Les besoins du commerce, qui avaient fait instituer les foires et les marchés périodiques, ont donné naissance, avons-nous dit, à l'institution des Bourses. Seulement elles ne pouvaient, suivant la nature des choses et le développement des transactions, venir qu'en dernier; il fallait qu'au préalable le change et le crédit eussent pris des proportions

assez considérables pour permettre aux négociants de stipuler et d'échanger sur de simples titres, et de faire une partie notable des affaires avec du papier.

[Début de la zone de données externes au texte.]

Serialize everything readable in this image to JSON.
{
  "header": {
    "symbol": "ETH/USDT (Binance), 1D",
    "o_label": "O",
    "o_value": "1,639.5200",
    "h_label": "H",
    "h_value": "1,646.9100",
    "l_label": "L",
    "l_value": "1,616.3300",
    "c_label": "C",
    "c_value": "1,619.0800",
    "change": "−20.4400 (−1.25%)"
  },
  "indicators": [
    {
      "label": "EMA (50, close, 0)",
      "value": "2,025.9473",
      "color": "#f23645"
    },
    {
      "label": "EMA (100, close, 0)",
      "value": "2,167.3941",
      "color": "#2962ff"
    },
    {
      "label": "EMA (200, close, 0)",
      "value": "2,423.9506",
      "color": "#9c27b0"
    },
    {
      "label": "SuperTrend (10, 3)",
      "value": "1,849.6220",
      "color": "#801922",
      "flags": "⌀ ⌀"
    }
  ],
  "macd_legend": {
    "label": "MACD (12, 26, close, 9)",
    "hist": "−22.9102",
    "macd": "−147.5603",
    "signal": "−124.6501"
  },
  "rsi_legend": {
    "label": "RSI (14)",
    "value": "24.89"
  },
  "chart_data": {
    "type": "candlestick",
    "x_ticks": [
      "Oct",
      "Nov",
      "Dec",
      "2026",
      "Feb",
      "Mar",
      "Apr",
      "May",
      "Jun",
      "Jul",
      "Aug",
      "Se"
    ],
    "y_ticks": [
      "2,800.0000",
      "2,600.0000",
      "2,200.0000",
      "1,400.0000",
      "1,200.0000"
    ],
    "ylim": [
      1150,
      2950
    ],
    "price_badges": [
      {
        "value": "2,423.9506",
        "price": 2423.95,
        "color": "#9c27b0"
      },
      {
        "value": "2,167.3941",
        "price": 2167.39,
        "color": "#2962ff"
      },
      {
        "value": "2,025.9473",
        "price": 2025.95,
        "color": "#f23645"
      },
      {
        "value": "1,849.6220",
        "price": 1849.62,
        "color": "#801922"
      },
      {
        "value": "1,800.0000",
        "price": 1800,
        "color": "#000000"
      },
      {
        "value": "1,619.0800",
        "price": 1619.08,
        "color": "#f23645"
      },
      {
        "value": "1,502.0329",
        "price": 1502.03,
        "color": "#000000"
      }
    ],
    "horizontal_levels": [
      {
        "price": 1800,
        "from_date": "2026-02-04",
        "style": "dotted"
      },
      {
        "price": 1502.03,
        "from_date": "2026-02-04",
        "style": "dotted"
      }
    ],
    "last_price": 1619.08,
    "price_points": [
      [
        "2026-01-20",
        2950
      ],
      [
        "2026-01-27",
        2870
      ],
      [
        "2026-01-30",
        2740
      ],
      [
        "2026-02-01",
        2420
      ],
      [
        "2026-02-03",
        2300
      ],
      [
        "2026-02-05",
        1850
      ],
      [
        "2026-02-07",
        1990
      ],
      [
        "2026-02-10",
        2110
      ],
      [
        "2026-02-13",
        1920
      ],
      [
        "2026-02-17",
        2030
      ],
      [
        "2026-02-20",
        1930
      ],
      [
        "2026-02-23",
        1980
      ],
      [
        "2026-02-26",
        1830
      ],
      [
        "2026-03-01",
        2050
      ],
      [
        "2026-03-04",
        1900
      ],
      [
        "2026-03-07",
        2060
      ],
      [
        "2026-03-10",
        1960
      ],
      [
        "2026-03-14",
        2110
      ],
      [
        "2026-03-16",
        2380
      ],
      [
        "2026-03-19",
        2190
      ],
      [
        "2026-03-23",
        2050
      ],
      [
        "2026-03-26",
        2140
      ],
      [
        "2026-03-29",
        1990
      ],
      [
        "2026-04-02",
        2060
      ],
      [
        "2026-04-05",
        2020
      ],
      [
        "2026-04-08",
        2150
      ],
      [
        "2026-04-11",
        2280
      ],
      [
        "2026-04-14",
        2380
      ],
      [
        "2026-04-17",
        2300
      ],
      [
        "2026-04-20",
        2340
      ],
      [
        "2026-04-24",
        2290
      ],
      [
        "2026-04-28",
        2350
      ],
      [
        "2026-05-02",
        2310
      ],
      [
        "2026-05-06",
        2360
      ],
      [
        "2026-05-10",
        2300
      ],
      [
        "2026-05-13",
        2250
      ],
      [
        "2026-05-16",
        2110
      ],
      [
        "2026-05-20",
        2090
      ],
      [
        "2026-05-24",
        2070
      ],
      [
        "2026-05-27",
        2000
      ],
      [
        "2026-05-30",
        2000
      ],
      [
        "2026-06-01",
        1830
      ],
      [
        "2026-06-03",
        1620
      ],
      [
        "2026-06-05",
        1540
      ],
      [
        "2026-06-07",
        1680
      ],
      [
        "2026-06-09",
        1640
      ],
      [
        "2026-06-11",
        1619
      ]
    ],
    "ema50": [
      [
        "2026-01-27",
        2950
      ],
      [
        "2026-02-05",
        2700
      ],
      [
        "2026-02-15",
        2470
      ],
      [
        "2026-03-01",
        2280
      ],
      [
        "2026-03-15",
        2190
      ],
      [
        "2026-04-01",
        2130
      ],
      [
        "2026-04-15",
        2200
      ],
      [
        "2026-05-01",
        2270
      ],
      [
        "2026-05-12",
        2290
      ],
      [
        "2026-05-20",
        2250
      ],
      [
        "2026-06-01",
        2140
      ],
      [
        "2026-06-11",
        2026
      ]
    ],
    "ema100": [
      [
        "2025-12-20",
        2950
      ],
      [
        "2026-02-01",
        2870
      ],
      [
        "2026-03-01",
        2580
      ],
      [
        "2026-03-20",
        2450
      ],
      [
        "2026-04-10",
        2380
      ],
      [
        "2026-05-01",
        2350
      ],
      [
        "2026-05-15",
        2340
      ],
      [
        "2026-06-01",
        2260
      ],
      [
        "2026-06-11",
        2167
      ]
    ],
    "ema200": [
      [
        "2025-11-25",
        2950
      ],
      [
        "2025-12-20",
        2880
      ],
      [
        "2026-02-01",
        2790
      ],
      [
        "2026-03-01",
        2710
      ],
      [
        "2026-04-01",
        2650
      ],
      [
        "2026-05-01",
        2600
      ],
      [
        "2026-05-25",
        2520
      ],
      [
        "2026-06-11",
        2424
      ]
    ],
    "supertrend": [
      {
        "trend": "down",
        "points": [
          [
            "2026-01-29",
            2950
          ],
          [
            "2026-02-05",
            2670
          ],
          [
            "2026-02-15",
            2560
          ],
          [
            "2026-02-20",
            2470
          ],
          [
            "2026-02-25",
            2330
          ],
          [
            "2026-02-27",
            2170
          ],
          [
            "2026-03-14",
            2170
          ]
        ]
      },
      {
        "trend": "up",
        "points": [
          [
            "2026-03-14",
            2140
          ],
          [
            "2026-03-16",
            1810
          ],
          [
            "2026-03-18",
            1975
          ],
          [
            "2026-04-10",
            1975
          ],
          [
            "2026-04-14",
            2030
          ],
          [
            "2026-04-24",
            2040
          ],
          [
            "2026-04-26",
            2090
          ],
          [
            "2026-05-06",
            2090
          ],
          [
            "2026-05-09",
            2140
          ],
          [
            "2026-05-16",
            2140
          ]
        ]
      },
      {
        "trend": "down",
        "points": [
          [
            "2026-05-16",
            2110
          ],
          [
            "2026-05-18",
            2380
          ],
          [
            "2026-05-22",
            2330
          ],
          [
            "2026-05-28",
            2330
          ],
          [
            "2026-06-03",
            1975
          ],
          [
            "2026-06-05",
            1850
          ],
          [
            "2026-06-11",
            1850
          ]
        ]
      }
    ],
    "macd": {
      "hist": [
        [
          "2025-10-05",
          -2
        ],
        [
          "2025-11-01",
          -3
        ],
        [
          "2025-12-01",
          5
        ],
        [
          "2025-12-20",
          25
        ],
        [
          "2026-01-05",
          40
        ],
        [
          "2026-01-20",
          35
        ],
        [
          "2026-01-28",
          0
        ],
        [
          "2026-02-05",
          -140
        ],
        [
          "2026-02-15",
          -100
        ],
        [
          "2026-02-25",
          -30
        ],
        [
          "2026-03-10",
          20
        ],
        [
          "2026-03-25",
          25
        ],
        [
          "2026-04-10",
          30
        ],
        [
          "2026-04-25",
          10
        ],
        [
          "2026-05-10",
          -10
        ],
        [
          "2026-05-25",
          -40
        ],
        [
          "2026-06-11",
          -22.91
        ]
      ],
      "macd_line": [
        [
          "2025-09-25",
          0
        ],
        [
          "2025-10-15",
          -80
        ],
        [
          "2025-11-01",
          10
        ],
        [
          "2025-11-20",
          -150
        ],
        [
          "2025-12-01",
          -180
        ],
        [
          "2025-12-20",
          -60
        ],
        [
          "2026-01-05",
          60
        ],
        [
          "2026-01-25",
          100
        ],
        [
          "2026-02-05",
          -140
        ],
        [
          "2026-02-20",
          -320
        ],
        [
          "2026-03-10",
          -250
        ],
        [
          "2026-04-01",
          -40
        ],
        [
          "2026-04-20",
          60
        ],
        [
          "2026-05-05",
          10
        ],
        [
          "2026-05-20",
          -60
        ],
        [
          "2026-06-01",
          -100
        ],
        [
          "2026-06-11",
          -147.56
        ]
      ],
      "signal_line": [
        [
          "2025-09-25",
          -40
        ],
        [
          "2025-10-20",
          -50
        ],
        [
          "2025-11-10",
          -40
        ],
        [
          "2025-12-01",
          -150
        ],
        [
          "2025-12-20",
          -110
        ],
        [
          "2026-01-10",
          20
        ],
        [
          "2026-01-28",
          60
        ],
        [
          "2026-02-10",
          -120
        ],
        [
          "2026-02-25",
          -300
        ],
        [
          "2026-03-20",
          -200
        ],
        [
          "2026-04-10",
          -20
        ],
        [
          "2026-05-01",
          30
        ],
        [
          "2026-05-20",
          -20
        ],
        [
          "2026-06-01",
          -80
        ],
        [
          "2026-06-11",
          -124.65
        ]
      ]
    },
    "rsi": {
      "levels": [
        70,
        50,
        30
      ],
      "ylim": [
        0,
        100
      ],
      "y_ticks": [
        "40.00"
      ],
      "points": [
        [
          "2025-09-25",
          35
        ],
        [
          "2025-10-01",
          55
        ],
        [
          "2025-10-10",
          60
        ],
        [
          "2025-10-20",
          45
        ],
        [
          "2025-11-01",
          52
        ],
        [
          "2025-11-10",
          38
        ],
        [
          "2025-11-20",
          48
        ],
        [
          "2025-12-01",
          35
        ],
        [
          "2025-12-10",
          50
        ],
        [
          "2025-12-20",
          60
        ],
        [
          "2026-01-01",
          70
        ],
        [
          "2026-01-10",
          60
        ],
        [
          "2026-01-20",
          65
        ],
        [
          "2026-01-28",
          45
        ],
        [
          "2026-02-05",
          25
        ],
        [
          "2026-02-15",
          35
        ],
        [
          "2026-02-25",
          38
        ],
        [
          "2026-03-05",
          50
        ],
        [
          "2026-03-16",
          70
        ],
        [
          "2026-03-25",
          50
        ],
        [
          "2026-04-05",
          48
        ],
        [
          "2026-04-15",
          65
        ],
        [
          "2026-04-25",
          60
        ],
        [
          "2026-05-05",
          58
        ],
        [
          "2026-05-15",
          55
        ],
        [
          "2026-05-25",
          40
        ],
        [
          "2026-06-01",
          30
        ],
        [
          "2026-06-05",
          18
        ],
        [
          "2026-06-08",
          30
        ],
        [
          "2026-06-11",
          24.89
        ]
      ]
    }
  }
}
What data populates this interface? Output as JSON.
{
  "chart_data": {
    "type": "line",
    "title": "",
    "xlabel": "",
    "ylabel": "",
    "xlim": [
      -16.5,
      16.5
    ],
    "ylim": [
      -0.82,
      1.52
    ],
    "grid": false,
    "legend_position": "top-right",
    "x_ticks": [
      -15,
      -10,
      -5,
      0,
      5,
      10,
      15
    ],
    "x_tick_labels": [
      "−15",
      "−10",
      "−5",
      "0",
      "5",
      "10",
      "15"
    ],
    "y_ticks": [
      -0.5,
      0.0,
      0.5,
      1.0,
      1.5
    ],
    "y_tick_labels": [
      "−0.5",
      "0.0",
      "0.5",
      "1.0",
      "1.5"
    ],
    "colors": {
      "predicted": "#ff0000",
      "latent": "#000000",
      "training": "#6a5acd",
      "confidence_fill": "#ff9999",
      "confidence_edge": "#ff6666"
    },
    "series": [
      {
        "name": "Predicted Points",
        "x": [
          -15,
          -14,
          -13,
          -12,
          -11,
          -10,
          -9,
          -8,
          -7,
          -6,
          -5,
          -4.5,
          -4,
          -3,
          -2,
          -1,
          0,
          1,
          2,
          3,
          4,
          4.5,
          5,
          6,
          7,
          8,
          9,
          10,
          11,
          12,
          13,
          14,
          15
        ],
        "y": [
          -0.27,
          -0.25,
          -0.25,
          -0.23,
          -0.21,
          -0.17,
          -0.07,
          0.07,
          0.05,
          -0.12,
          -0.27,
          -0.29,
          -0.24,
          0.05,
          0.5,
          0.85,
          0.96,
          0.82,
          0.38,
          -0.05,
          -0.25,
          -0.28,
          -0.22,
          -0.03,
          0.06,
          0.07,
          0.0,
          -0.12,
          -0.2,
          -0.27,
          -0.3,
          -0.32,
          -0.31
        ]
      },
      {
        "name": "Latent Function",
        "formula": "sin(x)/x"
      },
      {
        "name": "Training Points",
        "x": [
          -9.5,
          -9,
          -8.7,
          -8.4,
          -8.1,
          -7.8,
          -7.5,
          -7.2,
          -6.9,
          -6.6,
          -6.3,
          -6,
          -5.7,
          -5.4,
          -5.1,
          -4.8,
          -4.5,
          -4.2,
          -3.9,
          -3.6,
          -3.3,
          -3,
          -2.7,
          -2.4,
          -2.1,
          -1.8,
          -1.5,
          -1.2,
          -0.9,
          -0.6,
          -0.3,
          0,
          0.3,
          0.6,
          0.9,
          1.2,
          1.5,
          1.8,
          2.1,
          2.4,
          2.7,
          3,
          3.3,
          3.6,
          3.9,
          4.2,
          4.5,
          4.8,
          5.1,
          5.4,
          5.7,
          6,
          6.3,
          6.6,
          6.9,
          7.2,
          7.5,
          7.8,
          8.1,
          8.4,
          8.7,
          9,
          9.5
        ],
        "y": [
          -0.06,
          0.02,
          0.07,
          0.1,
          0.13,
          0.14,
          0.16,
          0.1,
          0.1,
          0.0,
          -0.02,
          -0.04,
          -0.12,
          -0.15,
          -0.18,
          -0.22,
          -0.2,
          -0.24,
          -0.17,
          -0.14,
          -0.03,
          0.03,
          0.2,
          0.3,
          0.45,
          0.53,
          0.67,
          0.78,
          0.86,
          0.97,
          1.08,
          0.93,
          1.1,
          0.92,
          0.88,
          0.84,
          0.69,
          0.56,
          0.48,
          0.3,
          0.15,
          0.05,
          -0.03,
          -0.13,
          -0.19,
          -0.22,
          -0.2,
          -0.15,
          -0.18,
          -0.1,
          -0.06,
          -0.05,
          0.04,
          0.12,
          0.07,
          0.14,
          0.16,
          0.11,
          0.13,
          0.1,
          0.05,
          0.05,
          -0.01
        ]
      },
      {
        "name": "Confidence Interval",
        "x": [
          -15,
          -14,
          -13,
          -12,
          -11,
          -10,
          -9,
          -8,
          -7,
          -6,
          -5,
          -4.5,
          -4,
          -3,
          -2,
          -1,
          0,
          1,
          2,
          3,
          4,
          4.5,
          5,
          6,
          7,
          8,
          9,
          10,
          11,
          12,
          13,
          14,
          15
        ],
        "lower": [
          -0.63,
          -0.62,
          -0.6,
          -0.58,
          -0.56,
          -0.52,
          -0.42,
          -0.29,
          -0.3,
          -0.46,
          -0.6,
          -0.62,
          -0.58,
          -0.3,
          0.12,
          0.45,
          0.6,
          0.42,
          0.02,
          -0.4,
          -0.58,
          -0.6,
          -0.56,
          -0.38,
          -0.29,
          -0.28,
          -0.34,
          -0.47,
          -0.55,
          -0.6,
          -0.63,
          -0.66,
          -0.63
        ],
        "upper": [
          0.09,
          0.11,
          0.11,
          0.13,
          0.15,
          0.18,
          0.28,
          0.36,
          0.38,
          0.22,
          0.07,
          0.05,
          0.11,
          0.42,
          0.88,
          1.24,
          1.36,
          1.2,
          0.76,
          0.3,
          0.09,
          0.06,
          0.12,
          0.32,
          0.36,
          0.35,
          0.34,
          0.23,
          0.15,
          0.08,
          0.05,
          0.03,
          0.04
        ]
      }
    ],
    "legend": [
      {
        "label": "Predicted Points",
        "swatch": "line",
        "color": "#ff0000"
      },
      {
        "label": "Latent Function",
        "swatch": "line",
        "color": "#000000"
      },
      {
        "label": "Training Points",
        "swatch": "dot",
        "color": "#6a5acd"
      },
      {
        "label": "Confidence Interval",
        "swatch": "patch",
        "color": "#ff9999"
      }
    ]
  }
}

En effet, dans les foires et marchés on vend et on achète des denrées en nature; il y a livraison matérielle des objets. A la Bourse, rien de pareil ni márchandises, ni échantillons. Les conventions s'établissent sur des titres tels que lettres de change, connaissements, actions de chemins de fer, obligations, etc. C'est la sublimation ou quintessence du commerce. Aussi les juifs ont-ils été les créateurs des Bourses chez les nations modernes.

Dans la plupart des cas, les titres sont tout l'objet de la transaction. Cependant il se fait aussi, ou plutôt il se faisait autrefois, des ventes et des achats de marchandises, telles que cotons, savons, suifs, fers, huiles, sucres, cafés, trois-six, etc. Seulement, à la différence des foires, la livraison ne s'effectue jamais au lieu même du marché. On convient du prix à la Bourse, on livre à l'entrepôt ou chez le commissionnaire.

Aujourd'hui, c'est principalement dans les villes d'entrepôt et d'arrivages, comme le Havre, Marseille, Bordeaux, dans les districts manufacturiers et agricoles, comme Lyon, Rouen, le Languedoc, l'Alsace, que le jeu sur les marchandises s'est concentré. Bien que ce genre d'agiotage soit le contre-coup des jeux de Bourse, il n'entre pas dans le cadre de notre sujet d'en décrire les procédés, qui au surplus se résument presque tous en des coalitions de capitalistes détenteurs de matières premières ou acquéreurs de tout le disponible et de toute la production pendant trois mois, six mois, un an et plus.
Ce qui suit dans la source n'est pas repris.